That was the stern message from the police and crime commissioner Simon Hayes and a domestic violence group after a man was jailed for 18 months for repeatedly punching his girlfriend – just days after he was released on bail for assaulting her.

Portsmouth Crown Court heard Kevin Snelling, 35, was serving a suspended jail term for assaulting his partner. But he assaulted her again giving her a black eye, was arrested and bailed and told not to contact her – but then went to her flat in Fareham and slammed her head on a table.

Domestic abuse group Aurora New Dawn said people such as Snelling must be ‘closely managed’ to avoid further attacks.

Prosecutor Matthew Lawson said that Snelling stayed with her for several days and it was not until he started getting drunk that violence again broke out.

‘She says that for the first few days he was fine but then began to drink heavily and began to “kick off”,’ he said.

‘One morning they bought some strong cider together and started drinking.

‘He accused her of drinking some of his cider. Then he grabbed her hair and pushed her head onto the table.’

Mr Lawson said this happened about four times, and Snelling prevented her from leaving the flat or going to the toilet for hours.

Mr Lawson said: ‘She says he punched her in the face twice and there was blood everywhere.’

He said she was able to escape the flat and sought refuge with a neighbour when a PCSO called on the door.

Reading the victim statement, Mr Lawson said: ‘I was crying, my nose was a mess, it was pouring with blood.

‘He wouldn’t let me out of the flat, I was really scared.’

As more police arrived, Snelling barricaded himself in the flat, refusing to leave.

Mr Lawson said he made threats against the police, warned that he would harm himself and pushed a 6in knife through the letterbox.

‘He claimed to the police that he had mental problems and needed help, and that he had taken 300 tablets.

‘Eventually officers did force entry to the flat and he was arrested.’

The court heard Snelling has a record of violence and breaching court orders going back to 1997.

He initially pleaded not guilty to actual bodily harm, but later pleaded guilty.

Snelling, of Wynton Way, Fareham, was on remand for four months and attended Alcoholics Anonymous.

Recorder John Williams said the victim was vulnerable. He said Snelling would face another period on licence when he was released. ‘I hope that you keep out of trouble and sort your life out,’ he said.

Snelling’s assaults happened in November last year, December 13 and December 21.

Shonagh Dillon, chief executive of Aurora New Dawn, added: ‘It’s really important to be able to manage those people very closely and the victim gets the right support.

‘They are not often seen as the highest risk offences but if someone has issues round power and control and they’ve been punished for that they’re probably going to up the ante and have the risk of reoffending or becoming more violent.’

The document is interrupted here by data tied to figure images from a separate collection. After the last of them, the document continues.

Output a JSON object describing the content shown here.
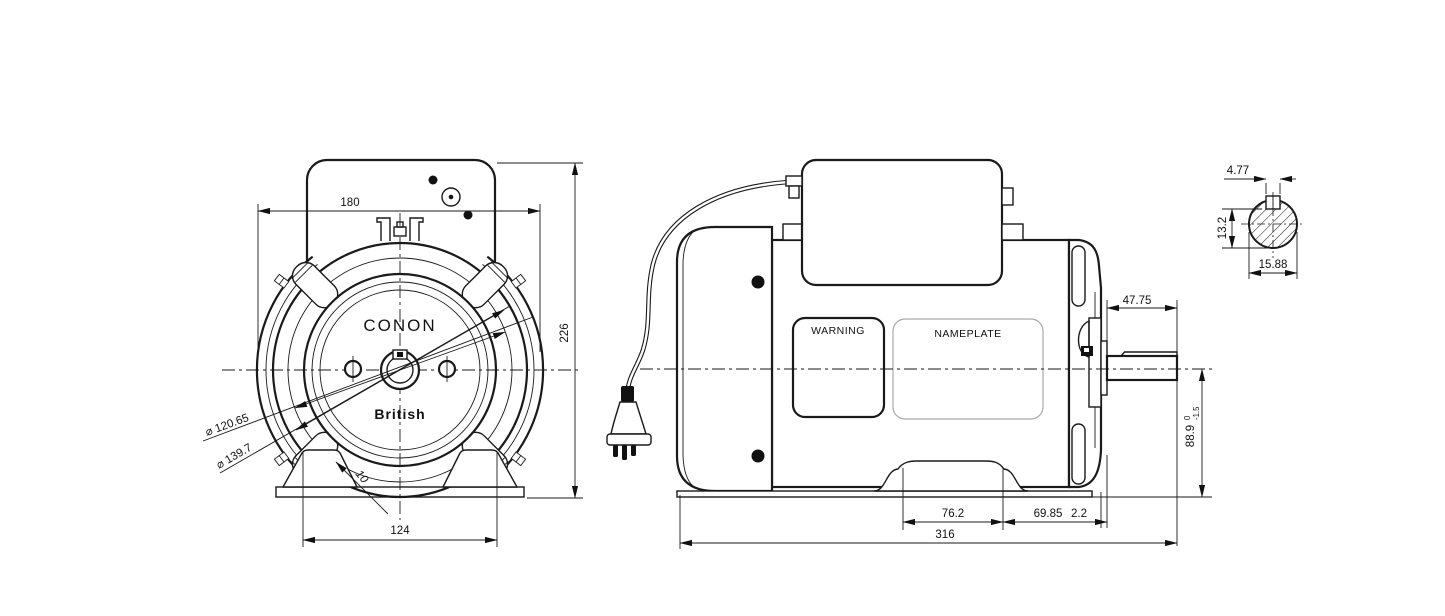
{
  "drawing": {
    "brand": "CONON",
    "sub_brand": "British",
    "front_view": {
      "dim_top_width": "180",
      "dim_overall_height": "226",
      "dim_foot_spacing": "124",
      "dia_bolt_circle": "⌀ 120.65",
      "dia_spigot": "⌀ 139.7",
      "dim_clamp_lug": "10"
    },
    "side_view": {
      "warning_label": "WARNING",
      "nameplate_label": "NAMEPLATE",
      "dim_shaft_extension": "47.75",
      "dim_shaft_height": "88.9",
      "dim_shaft_height_tol_upper": "0",
      "dim_shaft_height_tol_lower": "-1.5",
      "dim_foot_hole_spacing": "76.2",
      "dim_foot_to_face": "69.85",
      "dim_slinger": "2.2",
      "dim_overall_length": "316"
    },
    "shaft_section": {
      "dim_key_width": "4.77",
      "dim_flat_height": "13.2",
      "dim_shaft_diameter": "15.88"
    },
    "colors": {
      "line": "#1a1a1a",
      "background": "#ffffff",
      "nameplate_border": "#aaaaaa"
    }
  }
}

Mr Hayes said: ‘In my Police and Crime Plan, I clearly state commitments to ensuring victims should be at the heart of the criminal justice system and reducing reoffending.

‘Local authorities, Hampshire Constabulary and the Community Rehabilitation Company, are working hard to improve the recording and sharing of information, identify risk, tackle violence and support victims, perpetrators and families through appropriate intervention.

‘The introduction of CRCs as a new criminal justice partner has meant new ways of working and it is essential that partners adapt quickly to ensure that perpetrators are not allowed to reoffend and victims know where to turn for support.’

He added that he was funding a pilot programme offering educational workshops to certain domestic abuse offenders with the aim of stopping reoffending.